There is a general feeling that politics shouldn’t be discussed in a professional setting. I don’t always agree with this, but I try to keep my Ranty McRant pants in a hard-to-reach drawer, so I don’t pull them on too often. Mostly I write about books I love, or post photos of my cats, or other totally irrelevant vitally compelling information.

(Here, here’s the cat. You’re welcome)

Boo cat living his best life.

Boo cat living his best life.

Well.

That may be true in more typical election years, but this is not a typical year. This year the Republican candidate is an explicit racist, xenophobic bully who has not only spewed all kinds of dangerous hyperbole, but, even worse, has normalized this type of behavior so that all kinds of people — even kids — feel that it is okay to say out loud the racist, cruel, sentiments they feel.

Maybe it’s better this way. Maybe we’ve turned over the proverbial rock, and are allowing sunlight and air to hit the slimy, blind, wriggling creepy-crawlies beneath it. Maybe now that we, as a nation, see what is fermenting in our Obama-is-President-so-we-must-be-past-all-that-race-stuff country. This kind of hate is not new to the era of Drumpf, as I call him, but he has legitimized it. Now instead of whispering, more Americans feel comfortable shouting their distrust of Muslims, their anger against immigrants, their lack of concern over the racial equality gap. He has made this okay.

Today I happened to read this post on the blog #DedicateYourNoTrumpVote (which has all kinds of compelling and moving stories). In it, an author writes about her son Omar, and how a fellow student said to him, “When Trump’s president, you’re out of here.”

One ten-year-old to another.

This one gut-punched me. I cried a little. And I realized that, as an author for kids, this IS my business. These are my customers, if you will. These are my market segment. These are my people. And they are scared.
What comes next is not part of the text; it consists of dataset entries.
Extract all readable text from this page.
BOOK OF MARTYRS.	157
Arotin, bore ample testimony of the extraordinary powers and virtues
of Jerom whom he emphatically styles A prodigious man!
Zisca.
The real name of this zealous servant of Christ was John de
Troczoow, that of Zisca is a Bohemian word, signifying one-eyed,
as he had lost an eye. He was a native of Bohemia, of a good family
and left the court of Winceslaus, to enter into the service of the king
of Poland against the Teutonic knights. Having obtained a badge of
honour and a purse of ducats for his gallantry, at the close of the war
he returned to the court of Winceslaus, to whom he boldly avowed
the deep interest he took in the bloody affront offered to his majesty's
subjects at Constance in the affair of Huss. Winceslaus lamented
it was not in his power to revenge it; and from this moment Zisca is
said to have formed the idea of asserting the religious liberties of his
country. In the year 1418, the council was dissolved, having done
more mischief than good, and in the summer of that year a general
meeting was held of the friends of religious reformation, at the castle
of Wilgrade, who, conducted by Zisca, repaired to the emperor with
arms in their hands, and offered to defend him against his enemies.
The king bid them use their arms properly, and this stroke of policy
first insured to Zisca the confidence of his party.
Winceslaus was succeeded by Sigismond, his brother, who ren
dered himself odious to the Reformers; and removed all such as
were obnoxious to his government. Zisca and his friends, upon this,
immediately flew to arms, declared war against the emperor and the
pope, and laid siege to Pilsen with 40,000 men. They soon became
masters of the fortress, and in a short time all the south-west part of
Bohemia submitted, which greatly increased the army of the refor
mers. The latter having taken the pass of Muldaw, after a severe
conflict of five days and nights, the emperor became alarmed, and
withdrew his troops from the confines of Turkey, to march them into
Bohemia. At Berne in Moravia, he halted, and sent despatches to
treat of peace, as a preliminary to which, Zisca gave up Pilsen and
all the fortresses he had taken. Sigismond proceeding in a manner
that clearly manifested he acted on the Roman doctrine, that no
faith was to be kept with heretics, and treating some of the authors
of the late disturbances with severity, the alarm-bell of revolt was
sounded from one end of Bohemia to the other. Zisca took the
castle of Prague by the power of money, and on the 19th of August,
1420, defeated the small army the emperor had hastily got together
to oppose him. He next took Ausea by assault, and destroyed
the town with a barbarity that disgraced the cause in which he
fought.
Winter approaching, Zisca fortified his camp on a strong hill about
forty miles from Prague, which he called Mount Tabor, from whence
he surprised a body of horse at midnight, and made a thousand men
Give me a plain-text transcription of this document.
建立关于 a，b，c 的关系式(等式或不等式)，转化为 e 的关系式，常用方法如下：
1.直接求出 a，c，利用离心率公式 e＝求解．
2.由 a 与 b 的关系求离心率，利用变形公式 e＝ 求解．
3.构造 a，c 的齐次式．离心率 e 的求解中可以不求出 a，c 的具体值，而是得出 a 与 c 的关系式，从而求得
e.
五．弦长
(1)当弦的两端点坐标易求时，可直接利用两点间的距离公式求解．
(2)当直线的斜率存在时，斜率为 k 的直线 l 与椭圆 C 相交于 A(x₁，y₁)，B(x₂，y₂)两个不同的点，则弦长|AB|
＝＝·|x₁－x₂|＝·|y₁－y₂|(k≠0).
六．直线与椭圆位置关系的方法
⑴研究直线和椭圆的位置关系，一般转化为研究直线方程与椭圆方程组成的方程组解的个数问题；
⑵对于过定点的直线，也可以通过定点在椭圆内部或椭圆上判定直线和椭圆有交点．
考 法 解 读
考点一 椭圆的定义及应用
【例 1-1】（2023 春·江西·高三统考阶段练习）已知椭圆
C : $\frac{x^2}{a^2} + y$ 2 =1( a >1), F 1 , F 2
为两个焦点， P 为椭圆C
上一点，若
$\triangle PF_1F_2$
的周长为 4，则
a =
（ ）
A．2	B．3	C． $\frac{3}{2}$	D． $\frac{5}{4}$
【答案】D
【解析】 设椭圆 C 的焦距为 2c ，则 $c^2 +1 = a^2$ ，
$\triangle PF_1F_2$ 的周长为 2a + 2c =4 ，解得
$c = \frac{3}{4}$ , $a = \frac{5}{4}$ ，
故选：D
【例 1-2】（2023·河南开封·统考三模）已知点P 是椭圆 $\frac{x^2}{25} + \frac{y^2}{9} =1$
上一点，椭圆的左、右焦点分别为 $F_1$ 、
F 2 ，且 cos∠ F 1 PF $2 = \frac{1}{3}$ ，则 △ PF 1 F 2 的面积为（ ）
And you know who else is scared, because they’re facing the brunt of this hate? The authors, illustrators, and creators of color who stand at the front lines and take hit after hit from cruel and ignorant people so that they can keep pushing toward the goal of more inclusive children’s literature. They stand between haters and readers, between racists and kids of color trying to find themselves and their stories in books. And for their pains they get death threats, hate mail, professional setbacks, and more.

So I’m going to go ahead and #DedicateYourNoTrumpVote to the kids I write for, but also for the warriors of #WeNeedDiverseBooks, who saw a problem and turned a complaint into a movement, who created internships for diverse young people to get into publishing, who put a spotlight on #OwnVoices titles by highlighting diverse authors telling their own stories, who who speak up again and again for those whose voices are continuously silenced. I dedicate my vote to them, and hope to keep walking with them, in order to form a more perfect union.

There are a lot of these justice warriors, but I dedicate my vote to a few who I Twitter-know well, and have actually managed to meet in real life once or twice: to Ellen Oh, and Mike Jung, and the wonderful magical Kaye (who prefers not to use her real name)
I dedicate it to everyone at We Need Diverse Books.

And I dedicate it to kids like Omar, who is scared of where he will belong in a post-Trumpian world. Because he belongs right here, and our job, as writers, parents, librarians, teachers, and humans, is to make him feel welcome.